And then the final component is reinforcing the messages throughout the community, so billboards, bus messages, we were on every single bus in Tulsa with messages, TV and radio. So trying to reinforce the message that parents are getting from their trusted messengers. Oakland and Tulsa were phenomenal pilot sites. And from that work we actually created a toolkit for communities on how they could create their own campaigns. And we held a conference for cities across the country and said, “All of this is open source. All of this is available for free. We’re happy to provide technical assistance.” We now have 18 communities across the country that have Talking is Teaching campaigns.

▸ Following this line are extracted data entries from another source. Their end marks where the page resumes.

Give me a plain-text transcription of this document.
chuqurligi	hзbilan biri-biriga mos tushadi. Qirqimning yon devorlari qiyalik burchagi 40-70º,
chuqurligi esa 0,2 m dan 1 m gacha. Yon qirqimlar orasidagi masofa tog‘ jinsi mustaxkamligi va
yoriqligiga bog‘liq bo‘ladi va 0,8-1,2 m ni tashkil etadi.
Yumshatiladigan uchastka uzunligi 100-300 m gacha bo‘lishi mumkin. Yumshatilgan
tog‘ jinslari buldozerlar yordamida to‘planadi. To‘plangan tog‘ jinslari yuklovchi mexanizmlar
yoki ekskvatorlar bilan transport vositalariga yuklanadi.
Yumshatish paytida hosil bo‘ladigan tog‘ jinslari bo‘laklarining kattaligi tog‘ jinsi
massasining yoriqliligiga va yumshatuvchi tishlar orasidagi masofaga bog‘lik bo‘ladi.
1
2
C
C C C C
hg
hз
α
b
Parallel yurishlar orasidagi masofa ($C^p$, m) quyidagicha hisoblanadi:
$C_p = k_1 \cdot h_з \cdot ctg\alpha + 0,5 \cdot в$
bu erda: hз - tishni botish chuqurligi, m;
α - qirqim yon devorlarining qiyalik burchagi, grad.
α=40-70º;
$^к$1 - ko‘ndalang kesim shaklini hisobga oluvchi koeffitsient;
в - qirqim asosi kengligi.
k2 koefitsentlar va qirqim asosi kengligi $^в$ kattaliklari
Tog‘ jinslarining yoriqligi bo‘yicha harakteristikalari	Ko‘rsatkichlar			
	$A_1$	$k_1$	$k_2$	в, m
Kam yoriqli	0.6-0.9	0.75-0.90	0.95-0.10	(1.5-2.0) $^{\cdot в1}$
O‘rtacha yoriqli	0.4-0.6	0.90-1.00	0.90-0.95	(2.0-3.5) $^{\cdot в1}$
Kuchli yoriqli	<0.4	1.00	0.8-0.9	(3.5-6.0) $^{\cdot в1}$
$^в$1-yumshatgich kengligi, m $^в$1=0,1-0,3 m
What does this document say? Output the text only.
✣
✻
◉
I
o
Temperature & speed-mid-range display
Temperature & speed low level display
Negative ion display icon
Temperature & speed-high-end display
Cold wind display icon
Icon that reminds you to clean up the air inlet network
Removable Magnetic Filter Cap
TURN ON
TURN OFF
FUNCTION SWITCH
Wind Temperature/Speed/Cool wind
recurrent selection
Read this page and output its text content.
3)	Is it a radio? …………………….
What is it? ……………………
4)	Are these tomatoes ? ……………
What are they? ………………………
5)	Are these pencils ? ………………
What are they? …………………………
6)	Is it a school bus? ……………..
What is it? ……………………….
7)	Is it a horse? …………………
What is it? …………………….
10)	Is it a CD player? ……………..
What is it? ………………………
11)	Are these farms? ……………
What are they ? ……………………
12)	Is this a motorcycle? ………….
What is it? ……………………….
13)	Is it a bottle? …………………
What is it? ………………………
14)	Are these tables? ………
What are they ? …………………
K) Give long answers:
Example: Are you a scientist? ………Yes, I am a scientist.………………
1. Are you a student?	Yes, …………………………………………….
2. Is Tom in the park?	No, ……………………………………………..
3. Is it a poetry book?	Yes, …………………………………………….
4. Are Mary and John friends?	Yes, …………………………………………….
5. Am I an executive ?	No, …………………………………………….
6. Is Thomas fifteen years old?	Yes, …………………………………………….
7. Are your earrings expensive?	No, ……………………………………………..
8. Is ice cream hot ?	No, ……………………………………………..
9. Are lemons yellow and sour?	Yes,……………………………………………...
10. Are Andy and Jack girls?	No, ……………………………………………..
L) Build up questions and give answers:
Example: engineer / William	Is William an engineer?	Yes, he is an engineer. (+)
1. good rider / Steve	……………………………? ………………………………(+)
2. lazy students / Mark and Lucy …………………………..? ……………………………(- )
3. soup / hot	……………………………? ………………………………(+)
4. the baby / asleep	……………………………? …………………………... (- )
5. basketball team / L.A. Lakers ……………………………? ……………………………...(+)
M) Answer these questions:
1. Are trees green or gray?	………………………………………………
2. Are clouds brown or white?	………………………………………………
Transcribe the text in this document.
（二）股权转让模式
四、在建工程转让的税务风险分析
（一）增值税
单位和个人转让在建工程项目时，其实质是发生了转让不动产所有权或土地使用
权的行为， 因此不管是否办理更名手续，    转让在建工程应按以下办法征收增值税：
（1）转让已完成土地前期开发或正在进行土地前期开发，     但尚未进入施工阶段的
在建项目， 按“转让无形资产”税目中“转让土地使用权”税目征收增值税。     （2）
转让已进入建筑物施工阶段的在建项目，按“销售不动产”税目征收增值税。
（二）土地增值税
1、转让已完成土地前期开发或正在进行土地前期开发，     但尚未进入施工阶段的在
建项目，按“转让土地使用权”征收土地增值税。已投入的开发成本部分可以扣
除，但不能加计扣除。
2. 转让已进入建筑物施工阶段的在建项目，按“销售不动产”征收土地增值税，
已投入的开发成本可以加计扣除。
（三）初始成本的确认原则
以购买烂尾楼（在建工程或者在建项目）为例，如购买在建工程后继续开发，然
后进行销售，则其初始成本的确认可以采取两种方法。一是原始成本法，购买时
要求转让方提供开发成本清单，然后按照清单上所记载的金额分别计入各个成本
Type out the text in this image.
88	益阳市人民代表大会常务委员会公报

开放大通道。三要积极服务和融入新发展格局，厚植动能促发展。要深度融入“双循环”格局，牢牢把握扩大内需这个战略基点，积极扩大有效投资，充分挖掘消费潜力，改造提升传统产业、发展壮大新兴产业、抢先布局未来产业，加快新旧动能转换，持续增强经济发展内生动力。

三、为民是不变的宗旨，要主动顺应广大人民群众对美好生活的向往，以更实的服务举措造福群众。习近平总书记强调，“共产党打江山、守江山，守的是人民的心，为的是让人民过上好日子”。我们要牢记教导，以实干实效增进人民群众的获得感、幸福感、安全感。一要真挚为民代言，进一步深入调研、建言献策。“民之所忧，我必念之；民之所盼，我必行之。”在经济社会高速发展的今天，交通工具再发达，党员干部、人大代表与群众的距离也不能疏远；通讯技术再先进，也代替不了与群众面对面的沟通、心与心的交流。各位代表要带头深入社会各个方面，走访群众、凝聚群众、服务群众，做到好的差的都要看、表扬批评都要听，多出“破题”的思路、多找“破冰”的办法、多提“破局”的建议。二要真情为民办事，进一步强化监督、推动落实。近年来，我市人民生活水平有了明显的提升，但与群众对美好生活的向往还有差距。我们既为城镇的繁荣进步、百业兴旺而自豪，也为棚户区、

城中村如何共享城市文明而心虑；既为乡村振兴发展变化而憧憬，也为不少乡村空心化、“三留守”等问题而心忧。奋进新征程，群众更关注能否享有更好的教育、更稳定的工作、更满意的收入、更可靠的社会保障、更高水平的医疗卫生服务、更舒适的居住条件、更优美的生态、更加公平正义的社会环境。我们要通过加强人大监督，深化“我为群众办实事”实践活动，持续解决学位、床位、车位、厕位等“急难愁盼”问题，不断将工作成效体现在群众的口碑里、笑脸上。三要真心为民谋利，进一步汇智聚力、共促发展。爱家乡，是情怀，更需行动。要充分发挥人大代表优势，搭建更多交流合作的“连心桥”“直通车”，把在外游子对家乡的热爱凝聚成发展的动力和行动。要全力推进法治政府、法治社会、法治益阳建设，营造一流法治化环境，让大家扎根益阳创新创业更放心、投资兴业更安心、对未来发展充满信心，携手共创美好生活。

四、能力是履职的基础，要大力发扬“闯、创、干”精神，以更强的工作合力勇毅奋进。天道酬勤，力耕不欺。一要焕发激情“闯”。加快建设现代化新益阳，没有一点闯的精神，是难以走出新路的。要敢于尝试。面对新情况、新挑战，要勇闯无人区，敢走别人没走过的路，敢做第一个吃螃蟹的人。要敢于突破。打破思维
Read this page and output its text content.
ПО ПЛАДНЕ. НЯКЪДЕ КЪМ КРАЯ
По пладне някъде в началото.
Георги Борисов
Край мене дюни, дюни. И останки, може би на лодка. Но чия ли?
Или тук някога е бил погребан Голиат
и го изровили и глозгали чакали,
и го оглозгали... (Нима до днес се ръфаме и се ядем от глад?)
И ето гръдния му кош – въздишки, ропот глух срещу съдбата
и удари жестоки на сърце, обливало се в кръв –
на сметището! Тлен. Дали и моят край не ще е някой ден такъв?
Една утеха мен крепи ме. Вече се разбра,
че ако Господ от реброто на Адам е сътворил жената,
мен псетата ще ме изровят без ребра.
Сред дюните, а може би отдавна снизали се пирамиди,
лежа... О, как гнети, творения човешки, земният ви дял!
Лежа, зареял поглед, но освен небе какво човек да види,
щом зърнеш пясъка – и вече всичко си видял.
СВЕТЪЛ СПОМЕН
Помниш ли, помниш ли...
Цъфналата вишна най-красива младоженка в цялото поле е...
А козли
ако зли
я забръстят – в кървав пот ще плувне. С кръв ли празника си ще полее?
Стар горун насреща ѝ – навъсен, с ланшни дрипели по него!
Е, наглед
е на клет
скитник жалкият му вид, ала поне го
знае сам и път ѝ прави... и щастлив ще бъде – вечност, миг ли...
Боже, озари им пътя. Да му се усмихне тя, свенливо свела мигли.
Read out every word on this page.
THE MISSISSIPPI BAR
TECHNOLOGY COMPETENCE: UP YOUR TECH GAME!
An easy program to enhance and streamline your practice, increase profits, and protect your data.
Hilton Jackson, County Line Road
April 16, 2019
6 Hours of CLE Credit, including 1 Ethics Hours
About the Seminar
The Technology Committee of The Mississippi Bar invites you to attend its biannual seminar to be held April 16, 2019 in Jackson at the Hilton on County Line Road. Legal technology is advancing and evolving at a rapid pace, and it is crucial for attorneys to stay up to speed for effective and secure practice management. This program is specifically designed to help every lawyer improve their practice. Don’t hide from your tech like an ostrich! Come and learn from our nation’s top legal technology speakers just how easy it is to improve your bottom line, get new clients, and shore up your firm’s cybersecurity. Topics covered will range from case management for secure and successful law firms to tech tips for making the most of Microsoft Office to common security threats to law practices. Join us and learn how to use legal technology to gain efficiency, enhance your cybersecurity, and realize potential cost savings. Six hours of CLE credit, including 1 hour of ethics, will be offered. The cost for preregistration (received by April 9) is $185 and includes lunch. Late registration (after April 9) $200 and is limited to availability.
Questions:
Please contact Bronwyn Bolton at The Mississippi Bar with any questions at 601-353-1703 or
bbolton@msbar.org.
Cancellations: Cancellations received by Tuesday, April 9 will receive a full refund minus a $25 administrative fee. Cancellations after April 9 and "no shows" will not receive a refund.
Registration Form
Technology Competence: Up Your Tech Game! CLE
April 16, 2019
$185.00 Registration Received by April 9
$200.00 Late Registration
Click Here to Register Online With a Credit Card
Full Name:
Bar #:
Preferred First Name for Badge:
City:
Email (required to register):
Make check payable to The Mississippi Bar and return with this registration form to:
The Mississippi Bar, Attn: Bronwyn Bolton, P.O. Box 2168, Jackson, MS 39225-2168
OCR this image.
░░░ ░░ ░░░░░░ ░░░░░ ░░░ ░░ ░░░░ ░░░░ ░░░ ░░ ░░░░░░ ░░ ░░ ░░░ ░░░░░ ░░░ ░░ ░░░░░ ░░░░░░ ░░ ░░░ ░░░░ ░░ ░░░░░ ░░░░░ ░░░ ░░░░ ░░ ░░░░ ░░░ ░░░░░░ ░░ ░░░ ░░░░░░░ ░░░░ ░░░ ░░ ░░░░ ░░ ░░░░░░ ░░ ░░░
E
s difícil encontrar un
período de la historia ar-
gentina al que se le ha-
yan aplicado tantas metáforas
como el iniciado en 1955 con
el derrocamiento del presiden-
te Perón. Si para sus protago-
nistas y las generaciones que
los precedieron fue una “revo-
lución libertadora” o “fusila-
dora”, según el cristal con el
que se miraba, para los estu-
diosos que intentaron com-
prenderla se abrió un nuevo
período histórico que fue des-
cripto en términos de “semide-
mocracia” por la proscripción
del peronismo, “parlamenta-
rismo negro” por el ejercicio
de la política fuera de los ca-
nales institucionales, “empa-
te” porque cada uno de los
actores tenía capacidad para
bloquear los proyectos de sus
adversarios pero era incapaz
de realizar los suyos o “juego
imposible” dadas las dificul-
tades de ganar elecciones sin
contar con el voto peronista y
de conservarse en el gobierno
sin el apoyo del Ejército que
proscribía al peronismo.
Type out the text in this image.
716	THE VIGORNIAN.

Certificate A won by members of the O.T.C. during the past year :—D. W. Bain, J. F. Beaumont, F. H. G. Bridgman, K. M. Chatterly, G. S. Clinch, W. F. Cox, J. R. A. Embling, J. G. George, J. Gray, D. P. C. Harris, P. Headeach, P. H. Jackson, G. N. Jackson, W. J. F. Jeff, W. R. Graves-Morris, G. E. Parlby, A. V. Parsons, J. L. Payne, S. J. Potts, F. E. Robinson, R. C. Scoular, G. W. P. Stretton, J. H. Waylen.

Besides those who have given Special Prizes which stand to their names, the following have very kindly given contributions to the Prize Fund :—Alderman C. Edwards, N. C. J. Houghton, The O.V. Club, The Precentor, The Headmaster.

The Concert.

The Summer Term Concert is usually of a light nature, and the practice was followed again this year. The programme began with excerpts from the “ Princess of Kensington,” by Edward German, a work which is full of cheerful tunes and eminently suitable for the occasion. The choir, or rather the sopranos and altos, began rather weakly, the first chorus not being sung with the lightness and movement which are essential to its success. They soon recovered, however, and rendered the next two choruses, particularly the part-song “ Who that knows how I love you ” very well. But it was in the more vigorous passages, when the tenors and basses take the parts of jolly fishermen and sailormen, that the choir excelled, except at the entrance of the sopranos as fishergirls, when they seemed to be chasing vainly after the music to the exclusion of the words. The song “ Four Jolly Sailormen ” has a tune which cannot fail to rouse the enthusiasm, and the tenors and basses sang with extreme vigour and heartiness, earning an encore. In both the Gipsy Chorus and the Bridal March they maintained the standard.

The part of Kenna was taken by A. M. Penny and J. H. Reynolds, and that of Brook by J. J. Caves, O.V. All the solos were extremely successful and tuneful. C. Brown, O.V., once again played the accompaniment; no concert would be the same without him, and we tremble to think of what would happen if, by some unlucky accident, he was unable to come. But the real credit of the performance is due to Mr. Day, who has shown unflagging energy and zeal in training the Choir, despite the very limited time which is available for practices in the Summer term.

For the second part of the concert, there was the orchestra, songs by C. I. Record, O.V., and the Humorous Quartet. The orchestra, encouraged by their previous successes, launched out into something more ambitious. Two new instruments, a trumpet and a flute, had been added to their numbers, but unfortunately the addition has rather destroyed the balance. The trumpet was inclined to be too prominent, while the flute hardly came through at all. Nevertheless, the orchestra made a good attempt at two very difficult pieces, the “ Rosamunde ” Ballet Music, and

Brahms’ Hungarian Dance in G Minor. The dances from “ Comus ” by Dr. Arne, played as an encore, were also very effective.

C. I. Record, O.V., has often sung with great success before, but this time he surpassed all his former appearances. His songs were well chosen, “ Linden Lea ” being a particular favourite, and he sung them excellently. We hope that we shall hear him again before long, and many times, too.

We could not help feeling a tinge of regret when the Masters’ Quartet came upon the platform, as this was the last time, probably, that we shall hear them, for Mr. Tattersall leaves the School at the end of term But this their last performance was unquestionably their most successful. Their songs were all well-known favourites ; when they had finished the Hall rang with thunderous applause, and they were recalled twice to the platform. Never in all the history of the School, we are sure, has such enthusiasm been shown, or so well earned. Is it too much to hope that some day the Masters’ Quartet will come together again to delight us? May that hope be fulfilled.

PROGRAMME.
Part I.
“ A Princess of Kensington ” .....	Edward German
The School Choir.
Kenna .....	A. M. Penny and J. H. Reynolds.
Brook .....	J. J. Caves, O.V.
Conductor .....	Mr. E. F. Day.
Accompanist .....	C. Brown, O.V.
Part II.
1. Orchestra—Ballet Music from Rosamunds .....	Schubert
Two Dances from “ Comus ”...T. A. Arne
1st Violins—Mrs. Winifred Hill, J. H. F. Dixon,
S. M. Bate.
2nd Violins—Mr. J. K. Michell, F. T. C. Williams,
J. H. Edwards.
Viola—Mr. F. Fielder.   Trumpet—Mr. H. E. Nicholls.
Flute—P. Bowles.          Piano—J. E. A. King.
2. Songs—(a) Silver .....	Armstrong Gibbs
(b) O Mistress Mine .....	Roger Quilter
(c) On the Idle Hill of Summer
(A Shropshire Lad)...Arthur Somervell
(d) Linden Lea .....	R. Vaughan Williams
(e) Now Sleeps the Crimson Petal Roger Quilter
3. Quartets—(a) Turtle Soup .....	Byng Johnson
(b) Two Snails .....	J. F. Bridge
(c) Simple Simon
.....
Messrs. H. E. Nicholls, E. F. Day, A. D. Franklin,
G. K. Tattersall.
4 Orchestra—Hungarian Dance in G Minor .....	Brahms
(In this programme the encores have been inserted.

We launch this summer in New Orleans at the children’s hospital there. Two weeks ago we were out at San Francisco General Hospital, which also has a campaign. We just did an evaluation of their work with pediatricians, and it found that 80% of parents were talking, reading, and singing more after this intervention with pediatricians. We’ll soon be launching in Detroit as well and two or three more cities to come in 2019.
Early Learning Nation: That’s terrific. And trust and trusted messenger, key themes. And it just it makes sense. That’s how to reach people is through individuals whom they trust.
Patti Miller: That’s absolutely right. We know that there are certain people in parent’s lives that they trust implicitly like their pediatrician or their pastor or their nurse or home visitor. So we think those are wonderful opportunities and great channels to reach parents with tools so that they can actively engage with their young children.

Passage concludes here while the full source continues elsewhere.